High Court dismissed five connected petitions filed over the years by mosque management committee and UP Central Sunni Waqf Board

Allahabad High Court orders speed trial in three-decade-old Gyanvapi case, says Places of Religious Worship Act no bar

View of Kashi Vishwanath Temple Dham and Gyanvapi Masjid complex, in Varanasi. PTI file



PTI

Prayagraj, December 19

The Allahabad High Court on Tuesday dismissed pleas challenging the maintainability of a 1991 suit seeking the “restoration” of a temple where the Gyanvapi mosque now exists in Varanasi, while observing that the “religious character” of a disputed place can only be decided by the court.

The high court dismissed five connected petitions filed over the years by the mosque management committee and the Uttar Pradesh Central Sunni Waqf Board.

It held that the suit filed before the district court is not barred by the Places of Religious Worship (Special Provisions) Act, 1991 that mandated that the “religious character” of a place cannot be changed from what existed on 15 August, 1947.

In an important observation, Justice Rohit Ranjan Agarwal said the Act did not define the term “religious character” and this can only be determined through evidence in court presented by the opposing parties.

“Either the Gyanvapi compound has a Hindu religious character or a Muslim religious character. It can't have dual character at the same time,” Justice Rohit Ranjan Agarwal said.

He ordered that the trial in the case which is of “vital national importance” should be concluded as soon as possible, preferably within six months.

“In the national interest, it is required that the suit must proceed expeditiously and be decided with utmost urgency with the cooperation of both the contesting parties without resorting to any dilatory tactics,” he said, cautioning against any “unnecessary adjournment” in the lower court.

The order on the Gyanvapi mosque-Kashi Vihswanath temple issue follows other significant court rulings on temple-mosque disputes in Uttar Pradesh over the past months.

The Supreme Court earlier gave its go-ahead for a survey of the Gyanvapi mosque premises by the Archaeological Survey of India and the high court allowed a survey of the Shahi Idgah mosque that adjoins the Krishna Janmasthan temple in Mathura.

Hindu litigants say the two mosques were built after the demolition, or partial demolition, of temples and the surveys would through up evidence proving this.

The high court took note of the ASI survey conducted at the Gyanvapi masjid, following directions by the trial court which is hearing the petition of a group of women seeking regular access to Hindu deities depicted on the mosque's rear wall.
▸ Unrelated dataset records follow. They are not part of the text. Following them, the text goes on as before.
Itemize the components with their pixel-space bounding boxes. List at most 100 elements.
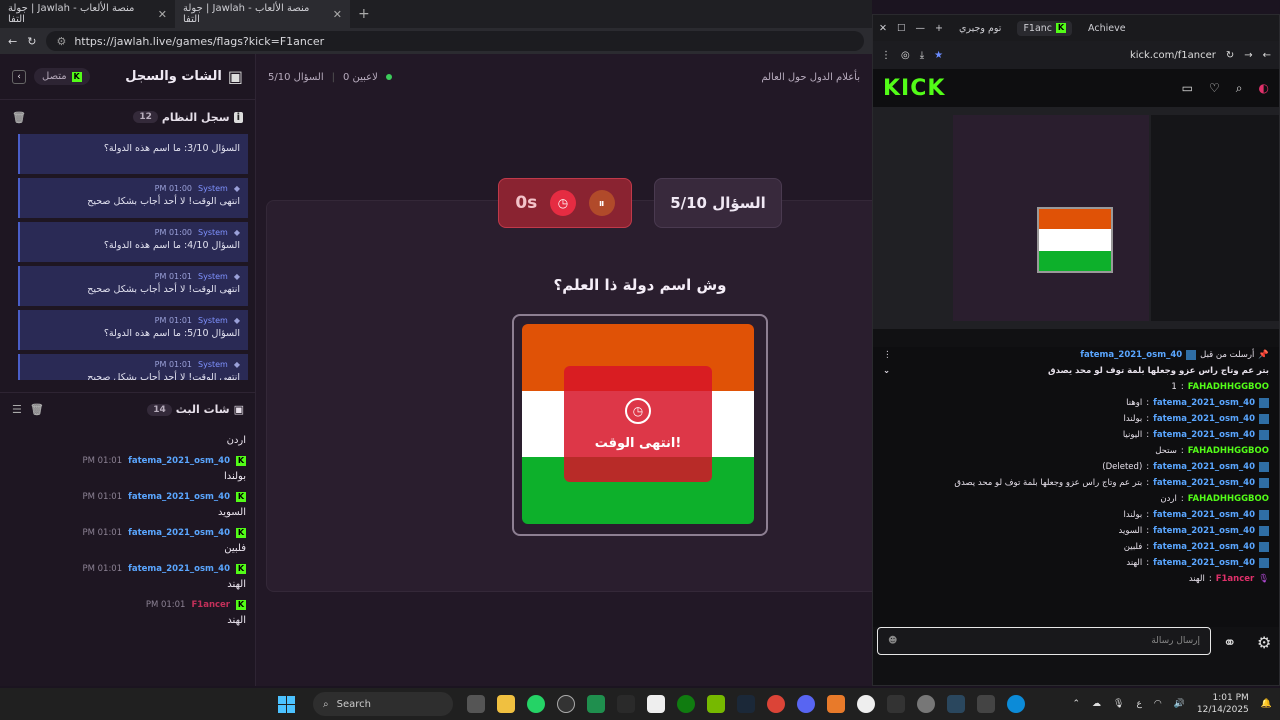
pause-button[interactable]: ⏸: [588, 190, 615, 216]
emoji-icon[interactable]: ☻: [888, 636, 897, 646]
list-item: ◆ System PM 01:01 السؤال 5/10: ما اسم هذه …: [18, 310, 248, 350]
whatsapp-icon[interactable]: [527, 695, 545, 713]
wifi-icon[interactable]: ◠: [1154, 699, 1162, 709]
time-up-overlay: ◷ انتهى الوقت!: [564, 366, 712, 482]
url-text[interactable]: kick.com/f1ancer: [1130, 50, 1216, 61]
shield-icon: ◆: [233, 316, 240, 325]
onedrive-icon[interactable]: ☁: [1092, 699, 1101, 709]
close-icon[interactable]: ✕: [333, 8, 342, 21]
settings-icon[interactable]: ⚙: [1257, 633, 1271, 652]
list-item: اردن: [226, 435, 246, 446]
browser-tab[interactable]: Achieve: [1082, 21, 1132, 36]
bookmark-star-icon[interactable]: ★: [934, 50, 943, 61]
minimize-icon[interactable]: —: [916, 23, 926, 34]
tab-title: جولة | Jawlah - منصة الألعاب التفا: [8, 3, 135, 25]
flag-image: ◷ انتهى الوقت!: [522, 324, 754, 524]
clock-icon: ◷: [549, 190, 576, 216]
trash-icon[interactable]: 🗑: [12, 111, 26, 124]
kick-logo[interactable]: KICK: [883, 76, 945, 101]
list-item: ◆ System PM 01:00 السؤال 4/10: ما اسم هذه …: [18, 222, 248, 262]
volume-icon[interactable]: 🔊: [1174, 699, 1185, 709]
back-icon[interactable]: ←: [8, 35, 17, 48]
timer-box: 0s ◷ ⏸: [498, 178, 632, 228]
mic-icon[interactable]: 🎙: [1113, 699, 1124, 709]
store-icon[interactable]: ▭: [1182, 81, 1193, 96]
xbox-icon[interactable]: [677, 695, 695, 713]
epic-games-icon[interactable]: [617, 695, 635, 713]
pinned-message-text: بتر عم وتاج راس عزو وجعلها بلمة توف لو م…: [883, 366, 1269, 376]
kick-address-bar: ⋮ ◎ ⤓ ★ kick.com/f1ancer ↻ → ←: [873, 41, 1279, 69]
game-topline: السؤال 5/10 | 0 لاعبين بأعلام الدول حول …: [268, 71, 860, 83]
chat-input[interactable]: إرسال رسالة ☻: [877, 627, 1211, 655]
clock[interactable]: 1:01 PM 12/14/2025: [1197, 692, 1249, 716]
file-explorer-icon[interactable]: [497, 695, 515, 713]
browser-tab-active[interactable]: F1anc K: [1017, 20, 1073, 36]
windows-start-icon[interactable]: [278, 695, 295, 713]
steam-icon[interactable]: [947, 695, 965, 713]
connection-status-badge: متصل K: [34, 68, 90, 85]
new-tab-icon[interactable]: +: [935, 23, 943, 34]
task-view-icon[interactable]: [467, 695, 485, 713]
chat-message: fatema_2021_osm_40: بولندا: [873, 507, 1279, 523]
chrome-icon[interactable]: [767, 695, 785, 713]
discord-icon[interactable]: [797, 695, 815, 713]
taskbar-search[interactable]: ⌕ Search: [313, 692, 453, 716]
more-options-icon[interactable]: ⋮: [883, 350, 892, 360]
reload-icon[interactable]: ↻: [27, 35, 36, 48]
search-icon[interactable]: ⌕: [1236, 81, 1243, 96]
avatar[interactable]: ◐: [1259, 81, 1269, 96]
app-icon[interactable]: [827, 695, 845, 713]
download-icon[interactable]: ⤓: [920, 50, 924, 61]
site-info-icon[interactable]: ⚙: [56, 35, 66, 48]
reload-icon[interactable]: ↻: [1226, 50, 1234, 61]
app-icon[interactable]: [977, 695, 995, 713]
new-tab-icon[interactable]: +: [358, 6, 370, 22]
back-icon[interactable]: ←: [1263, 50, 1271, 61]
app-icon[interactable]: [587, 695, 605, 713]
flag-card: ◷ انتهى الوقت!: [512, 314, 768, 536]
notification-bell-icon[interactable]: 🔔: [1261, 699, 1272, 709]
close-icon[interactable]: ✕: [158, 8, 167, 21]
chat-message: fatema_2021_osm_40: بتر عم وتاج راس عزو و…: [873, 475, 1279, 491]
app-icon[interactable]: [887, 695, 905, 713]
edge-icon[interactable]: [1007, 695, 1025, 713]
browser-tab[interactable]: جولة | Jawlah - منصة الألعاب التفا ✕: [0, 0, 175, 28]
profile-icon[interactable]: ◎: [901, 50, 910, 61]
system-tray: ⌃ ☁ 🎙 ع ◠ 🔊 1:01 PM 12/14/2025 🔔: [1072, 692, 1272, 716]
obs-icon[interactable]: [857, 695, 875, 713]
browser-tab-bar: جولة | Jawlah - منصة الألعاب التفا ✕ جول…: [0, 0, 872, 28]
collapse-sidebar-icon[interactable]: ‹: [12, 69, 26, 84]
extensions-icon[interactable]: ⋮: [881, 50, 891, 61]
trash-icon[interactable]: 🗑: [30, 403, 44, 416]
kick-logo-icon: K: [1056, 23, 1067, 33]
list-item: Kfatema_2021_osm_40 PM 01:01 فلبين: [82, 528, 246, 554]
browser-tab-active[interactable]: جولة | Jawlah - منصة الألعاب التفا ✕: [175, 0, 350, 28]
chatgpt-icon[interactable]: [557, 695, 575, 713]
sidebar-header: ‹ متصل K الشات والسجل ▣: [0, 54, 255, 100]
chat-message: 🎙 F1ancer: الهند: [1188, 574, 1269, 584]
timer-value: 0s: [515, 193, 538, 213]
nvidia-icon[interactable]: [707, 695, 725, 713]
browser-tab[interactable]: توم وجيري: [953, 21, 1007, 36]
share-icon[interactable]: ⚭: [1223, 633, 1236, 652]
online-dot-icon: [385, 74, 392, 80]
forward-icon[interactable]: →: [1244, 50, 1252, 61]
info-icon: i: [233, 111, 243, 123]
maximize-icon[interactable]: ☐: [897, 23, 906, 34]
filter-icon[interactable]: ☰: [12, 403, 22, 416]
steam-icon[interactable]: [737, 695, 755, 713]
settings-icon[interactable]: [917, 695, 935, 713]
chevron-down-icon[interactable]: ⌄: [883, 366, 890, 376]
chat-icon: ▣: [233, 403, 244, 416]
chevron-up-icon[interactable]: ⌃: [1072, 699, 1080, 709]
user-badge-icon: [1259, 430, 1269, 440]
close-icon[interactable]: ✕: [879, 23, 887, 34]
language-indicator[interactable]: ع: [1136, 699, 1141, 709]
heart-icon[interactable]: ♡: [1209, 81, 1220, 96]
store-icon[interactable]: [647, 695, 665, 713]
windows-taskbar: ⌕ Search ⌃ ☁ 🎙 ع ◠ 🔊 1:01 PM 12/14/2025: [0, 688, 1280, 720]
stream-chat-list: اردن Kfatema_2021_osm_40 PM 01:01 بولندا …: [10, 430, 246, 686]
address-field[interactable]: ⚙ https://jawlah.live/games/flags?kick=F…: [46, 31, 864, 51]
stream-video-player[interactable]: [873, 107, 1279, 329]
chat-message: fatema_2021_osm_40: بولندا: [873, 411, 1279, 427]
If required, the lower court may direct ASI for a further survey, the judge added.

“The dispute raised in the suit is of vital national importance. It is not a suit between the two individual parties. It affects two major communities of the country,” he said while calling for a speedy trial.
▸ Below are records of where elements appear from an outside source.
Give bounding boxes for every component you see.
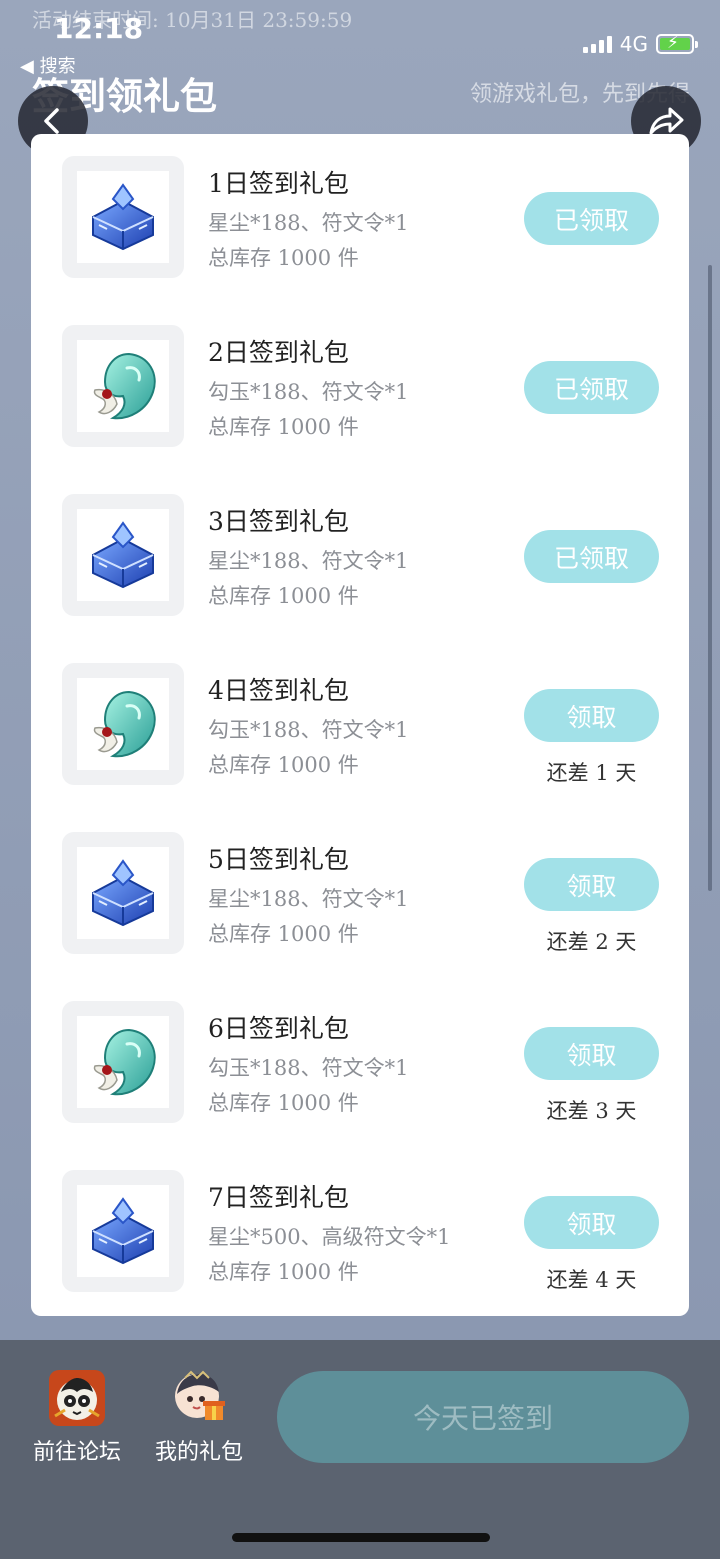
status-indicators: 4G ⚡ (582, 32, 698, 56)
gift-contents: 星尘*188、符文令*1 (208, 549, 409, 573)
days-remaining: 还差 2 天 (546, 930, 637, 954)
chevron-left-icon (44, 108, 59, 134)
gift-contents: 星尘*188、符文令*1 (208, 887, 409, 911)
network-type: 4G (619, 32, 648, 56)
gift-row: 4日签到礼包勾玉*188、符文令*1 总库存 1000 件 领取还差 1 天 (31, 641, 689, 810)
gift-row: 7日签到礼包星尘*500、高级符文令*1 总库存 1000 件 领取还差 4 天 (31, 1148, 689, 1316)
forum-game-icon (49, 1370, 105, 1426)
claim-button[interactable]: 领取 (524, 689, 659, 742)
claim-button[interactable]: 领取 (524, 1196, 659, 1249)
gift-row: 3日签到礼包星尘*188、符文令*1 总库存 1000 件 已领取 (31, 472, 689, 641)
days-remaining: 还差 4 天 (546, 1268, 637, 1292)
crystal-chest-icon (83, 177, 163, 257)
home-indicator[interactable] (232, 1533, 490, 1542)
gift-contents: 勾玉*188、符文令*1 (208, 380, 409, 404)
claim-button[interactable]: 领取 (524, 858, 659, 911)
gift-avatar-icon (171, 1370, 227, 1426)
jade-magatama-icon (83, 684, 163, 764)
signed-in-today-button[interactable]: 今天已签到 (277, 1371, 689, 1463)
days-remaining: 还差 1 天 (546, 761, 637, 785)
jade-magatama-icon (83, 1022, 163, 1102)
gift-thumbnail (62, 1001, 184, 1123)
gift-list-card: 1日签到礼包 星尘*188、符文令*1 总库存 1000 件已领取 2日签到礼包 勾玉*… (31, 134, 689, 1316)
gift-stock: 总库存 1000 件 (208, 1091, 359, 1115)
battery-icon: ⚡ (656, 33, 698, 54)
gift-stock: 总库存 1000 件 (208, 922, 359, 946)
gift-row: 2日签到礼包勾玉*188、符文令*1 总库存 1000 件 已领取 (31, 303, 689, 472)
crystal-chest-icon (83, 853, 163, 933)
forum-label: 前往论坛 (32, 1440, 121, 1465)
claim-button[interactable]: 领取 (524, 1027, 659, 1080)
gift-row: 5日签到礼包星尘*188、符文令*1 总库存 1000 件 领取还差 2 天 (31, 810, 689, 979)
gift-name: 3日签到礼包 (208, 507, 349, 536)
gift-name: 4日签到礼包 (208, 676, 349, 705)
gift-name: 2日签到礼包 (208, 338, 349, 367)
bottom-bar: 前往论坛 我的礼包 今天已签到 (0, 1340, 720, 1559)
gift-name: 5日签到礼包 (208, 845, 349, 874)
claim-button[interactable]: 已领取 (524, 361, 659, 414)
gift-row: 1日签到礼包星尘*188、符文令*1 总库存 1000 件 已领取 (31, 134, 689, 303)
gift-thumbnail (62, 832, 184, 954)
forum-button[interactable]: 前往论坛 (22, 1370, 132, 1466)
gift-name: 1日签到礼包 (208, 169, 349, 198)
jade-magatama-icon (83, 346, 163, 426)
scrollbar[interactable] (708, 265, 712, 891)
signal-icon (582, 35, 612, 53)
gift-thumbnail (62, 494, 184, 616)
share-arrow-icon (649, 107, 684, 135)
claim-button[interactable]: 已领取 (524, 192, 659, 245)
gift-stock: 总库存 1000 件 (208, 584, 359, 608)
gift-contents: 勾玉*188、符文令*1 (208, 1056, 409, 1080)
gift-name: 7日签到礼包 (208, 1183, 349, 1212)
gift-contents: 星尘*500、高级符文令*1 (208, 1225, 451, 1249)
gift-row: 6日签到礼包勾玉*188、符文令*1 总库存 1000 件 领取还差 3 天 (31, 979, 689, 1148)
gift-thumbnail (62, 1170, 184, 1292)
gift-stock: 总库存 1000 件 (208, 753, 359, 777)
my-gifts-button[interactable]: 我的礼包 (144, 1370, 254, 1466)
gift-thumbnail (62, 325, 184, 447)
gift-stock: 总库存 1000 件 (208, 415, 359, 439)
crystal-chest-icon (83, 1191, 163, 1271)
my-gifts-label: 我的礼包 (154, 1440, 243, 1465)
status-time: 12:18 (54, 12, 144, 45)
gift-thumbnail (62, 663, 184, 785)
gift-name: 6日签到礼包 (208, 1014, 349, 1043)
gift-contents: 星尘*188、符文令*1 (208, 211, 409, 235)
days-remaining: 还差 3 天 (546, 1099, 637, 1123)
gift-contents: 勾玉*188、符文令*1 (208, 718, 409, 742)
claim-button[interactable]: 已领取 (524, 530, 659, 583)
gift-stock: 总库存 1000 件 (208, 246, 359, 270)
gift-thumbnail (62, 156, 184, 278)
crystal-chest-icon (83, 515, 163, 595)
gift-stock: 总库存 1000 件 (208, 1260, 359, 1284)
The case was filed by petitioners seeking the right to worship in the Gyanvapi mosque adjoining the Kashi Vishwanath temple. Muslim litigants had challenged the maintainability of the suit, citing the 1991 Act.

But the court said, “The Act does not define “religious character”, and only “conversion” and “place of worship” have been defined under the Act.”

“What will be the religious character of the disputed place can only be arrived by the competent court after the evidences are led by the parties to the suit,” it said.

“Either the Gyanvapi Compound has a Hindu religious character or a Muslim religious character. It can't have dual character at the same time. The religious character has to be ascertained by the Court considering pleadings of the parties, and evidences led in support of pleadings,” it said.

The Places of Worship Act had exempted only the Ram Janmabhoomi-Babri Masjid dispute from its purview.

After a landmark Supreme Court verdict four years back, the first phase of the construction of the Ram temple in Ayodhya is nearly over. The consecration ceremony will take place next month.